In its study of 43 companies that suffered a data breach last year, the Ponemon Institute found the total cost of coping with the consequences rose to $6.6 million per breach, up from $6.3 million in 2007 and $4.7 million in 2006.
The cost per compromised record in 2008 rose 2.5% over the year before to $202 per record, according to the study being released today.
“Each company is like a case study,” says Larry Ponemon, head of the research group, noting that these 43 companies volunteered to participate in the study, which doesn’t reveal their names.
But the study, which was sponsored by security vendor PGP, makes some findings about these companies struggling with the fallout of a data-breach incident, which often is publicly reported due to state regulations requiring notification of individuals if their confidential personal data has been lost, stolen or compromised.
“For the majority of our companies, it was not their first time,” says Ponemon about the 43 U.S.-based companies in the 2008 data-breach study. “84% of the cases were repeat offenders, and only 16% were new.”
He adds the first-timers found a data breach to be more expensive. According to the study, the first-timers found themselves coughing up $243 per record, while for experienced companies, costs were held down to $192 per victim record.
There are some distinct consequences of a data breach, especially in healthcare and financial services, Ponemon notes. In these two industries more than others, customers notified of a data breach are more likely to discontinue association with companies that failed to secure sensitive data about them.

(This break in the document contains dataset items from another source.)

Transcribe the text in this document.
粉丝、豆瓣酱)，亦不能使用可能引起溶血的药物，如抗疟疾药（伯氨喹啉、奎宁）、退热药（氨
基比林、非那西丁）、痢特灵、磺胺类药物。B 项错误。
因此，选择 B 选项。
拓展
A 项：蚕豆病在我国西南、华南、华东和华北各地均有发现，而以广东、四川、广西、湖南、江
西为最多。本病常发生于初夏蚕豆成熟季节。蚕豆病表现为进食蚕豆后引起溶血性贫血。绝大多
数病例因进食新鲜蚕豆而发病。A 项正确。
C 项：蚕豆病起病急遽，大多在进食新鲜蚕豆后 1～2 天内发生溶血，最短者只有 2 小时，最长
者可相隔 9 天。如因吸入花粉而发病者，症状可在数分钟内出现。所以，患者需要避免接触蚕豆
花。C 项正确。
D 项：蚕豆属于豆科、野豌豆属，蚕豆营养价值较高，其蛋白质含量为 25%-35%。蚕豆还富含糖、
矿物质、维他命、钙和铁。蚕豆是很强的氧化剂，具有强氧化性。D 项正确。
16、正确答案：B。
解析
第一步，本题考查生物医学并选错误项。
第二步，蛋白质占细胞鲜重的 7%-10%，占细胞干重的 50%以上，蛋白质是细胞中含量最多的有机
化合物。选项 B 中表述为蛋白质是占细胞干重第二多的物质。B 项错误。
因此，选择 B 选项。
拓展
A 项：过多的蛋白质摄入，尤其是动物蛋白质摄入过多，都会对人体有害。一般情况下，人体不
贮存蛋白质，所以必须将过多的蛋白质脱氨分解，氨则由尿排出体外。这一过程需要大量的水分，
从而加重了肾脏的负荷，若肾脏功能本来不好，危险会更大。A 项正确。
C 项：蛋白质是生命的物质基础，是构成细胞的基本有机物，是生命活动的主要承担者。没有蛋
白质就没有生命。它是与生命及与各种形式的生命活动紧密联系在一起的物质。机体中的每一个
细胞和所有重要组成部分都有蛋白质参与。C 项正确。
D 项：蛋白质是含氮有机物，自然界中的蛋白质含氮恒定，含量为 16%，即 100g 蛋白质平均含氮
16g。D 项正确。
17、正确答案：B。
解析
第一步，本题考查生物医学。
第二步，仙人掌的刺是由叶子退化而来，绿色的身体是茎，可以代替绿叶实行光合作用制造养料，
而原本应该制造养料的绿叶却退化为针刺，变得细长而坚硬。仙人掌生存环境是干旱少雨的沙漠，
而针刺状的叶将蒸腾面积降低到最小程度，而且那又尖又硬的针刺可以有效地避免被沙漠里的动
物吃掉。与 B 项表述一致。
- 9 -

Despite headlines about lost and stolen data, “What continues to amaze me is that you'd think that people would be indifferent to a data-breach notification, but people continue to care a lot,” Ponemon said.
While the average customer “turnover” or “churn” due to a data breach was generally 3.6%, in healthcare it was a much higher 6.5% and in financial services 5.5%. And the cost of a healthcare breach, at $282 per record, was more than twice as high as that of the average retail breach at $131 per record.
In other findings, the Ponemon study said 88% of all the cases for 2008 were traced back to insider negligence. The survey also showed that 44% of data breaches occurred due to external causes involving third parties, an increase from 40% in 2007 and 29% in 2006, the Ponemon report states.
A third-party breach is defined as third-party professional services, outsourcers, vendors and business partners that were in possession of the data and responsible for holding it.
Costs for a data breach mount up because of lost business and legal defense, which grew in 2008, while costs of customer support, notification and free services such as credit monitoring decreased, according to the study.
The most-cited steps that companies took following a breach included training and awareness programs; more manual procedures and controls; expanded use of encryption; identity and access-management deployments; and data-loss prevention products.